2016-07-27
Feb. 1 (Cox News Service)--If you fight the Taliban, maybe a little of it rubs off.

Granted, as attorney general, John Ashcroft is up against the Taliban only second-hand and at some remove. Still, here he is, going after statues.

You may recall that among the myriad of misbehaviors for which the Taliban had made itself noisome even before it went to war on Osma bin Laden's behalf was its eager destruction of any pre-Islamic art that it could get its hands on. Most notoriously, it dynamited monumental Buddhist statues that were counted among, not just Afghanistan's, but the world's cultural treasures.

Ashcroft's gesture is of a rather lesser order, to be sure, only a hobbyist's artistic vandalism, but it qualifies as at least a minor-league version of the Taliban purge.

You may have seen photos or TV images of Ashcroft at news conferences at the Justice Department with a large statue of a woman, usually about half out of focus, behind him. Quick: hide the kids! One of her breasts is bared.

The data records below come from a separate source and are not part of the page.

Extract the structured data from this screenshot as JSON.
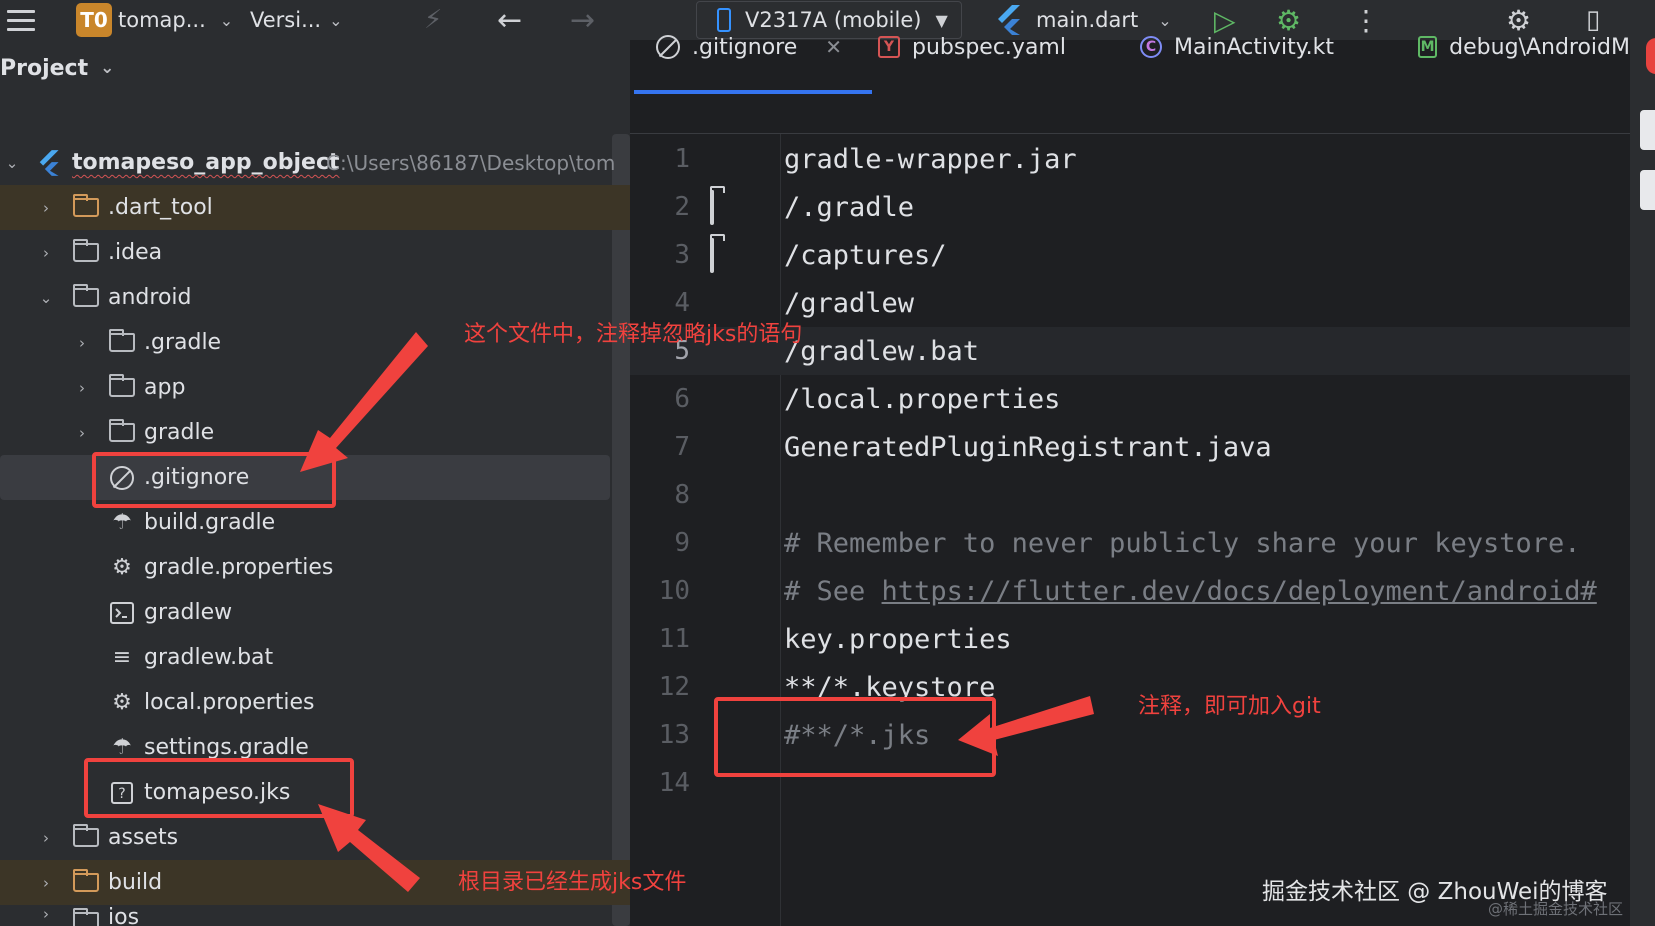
{
  "toolbar": {
    "project_badge": "T0",
    "project_name": "tomap...",
    "vcs_label": "Versi...",
    "device_label": "V2317A (mobile)",
    "run_config": "main.dart"
  },
  "project_panel": {
    "title": "Project",
    "root_name": "tomapeso_app_object",
    "root_path": "C:\\Users\\86187\\Desktop\\tom",
    "items": [
      {
        "label": ".dart_tool"
      },
      {
        "label": ".idea"
      },
      {
        "label": "android"
      },
      {
        "label": ".gradle"
      },
      {
        "label": "app"
      },
      {
        "label": "gradle"
      },
      {
        "label": ".gitignore"
      },
      {
        "label": "build.gradle"
      },
      {
        "label": "gradle.properties"
      },
      {
        "label": "gradlew"
      },
      {
        "label": "gradlew.bat"
      },
      {
        "label": "local.properties"
      },
      {
        "label": "settings.gradle"
      },
      {
        "label": "tomapeso.jks"
      },
      {
        "label": "assets"
      },
      {
        "label": "build"
      },
      {
        "label": "ios"
      }
    ]
  },
  "editor": {
    "tabs": [
      {
        "label": ".gitignore"
      },
      {
        "label": "pubspec.yaml"
      },
      {
        "label": "MainActivity.kt"
      },
      {
        "label": "debug\\AndroidM"
      }
    ],
    "lines": [
      {
        "num": "1",
        "text": "gradle-wrapper.jar"
      },
      {
        "num": "2",
        "text": "/.gradle"
      },
      {
        "num": "3",
        "text": "/captures/"
      },
      {
        "num": "4",
        "text": "/gradlew"
      },
      {
        "num": "5",
        "text": "/gradlew.bat"
      },
      {
        "num": "6",
        "text": "/local.properties"
      },
      {
        "num": "7",
        "text": "GeneratedPluginRegistrant.java"
      },
      {
        "num": "8",
        "text": ""
      },
      {
        "num": "9",
        "text": "# Remember to never publicly share your keystore."
      },
      {
        "num": "10",
        "text": "# See ",
        "link": "https://flutter.dev/docs/deployment/android#"
      },
      {
        "num": "11",
        "text": "key.properties"
      },
      {
        "num": "12",
        "text": "**/*.keystore"
      },
      {
        "num": "13",
        "text": "#**/*.jks"
      },
      {
        "num": "14",
        "text": ""
      }
    ]
  },
  "annotations": {
    "note1": "这个文件中，注释掉忽略jks的语句",
    "note2": "注释，即可加入git",
    "note3": "根目录已经生成jks文件"
  },
  "watermark": {
    "main": "掘金技术社区 @ ZhouWei的博客",
    "sub": "@稀土掘金技术社区"
  },
  "colors": {
    "accent": "#3574f0",
    "annotation_red": "#f0423e",
    "excluded_bg": "#3c3526"
  }
}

Ashcroft has now had blue drapes installed and drawn across the offending figure.

This, according to reports, because Ashcroft was nothing less than "mortified" to be caught in the same photos with a partially naked statue.

The cast-aluminum figure was commissioned in 1933 and was installed three years later, along with a more modestly attired male statue. They are, respectively, the "Spirit of Justice" and the "Majesty of Law." ("Majesty" has been draped, too, in a weird gesture of political correctness.)

The errant breast gave the attorneys general of the 1930s no pause. Nor did it bother those of the '40s, '50s and '60s. Or those of the '70s and '80s. Or the 90s. It was OK not just with Democratic administrations, which are of course wanton, but with the Eisenhower, Nixon and Reagan administrations and with Bush the First, all pillars of Republican rectitude.

Its allure is so low-wattage that Bill Clinton was never discovered making midnight visits to the Justice Department's Great Hall to cop a look.

Nonetheless, the "Spirit of Justice" apparently has been subliminally corrupting our morals all along and so insidiously that none of us busy as we were climbing out of the Great Depression and winning World War II and the Cold War and so on realized we were being lured into sin by this silent siren.

But there's no fooling John Ashcroft. Flamboyantly straight-laced, Ashcroft has long been one of the religious right's poster lads in Washington. He is a Bush administration sop to that demanding quarter of the Republican Party.

There is clearly more to Ashcroft's modesty drape than just sparing himself from being seen with a little aluminum nudity. If that was all he was after, the attorney general only had to:

1) Hold his press conferences in another room, or

2) Move the microphone.

Perhaps the attorney general figures that, as with a vaccine, a little dose of theocracy will immunize us against a really bad case of it. There. Aren't you feeling better already?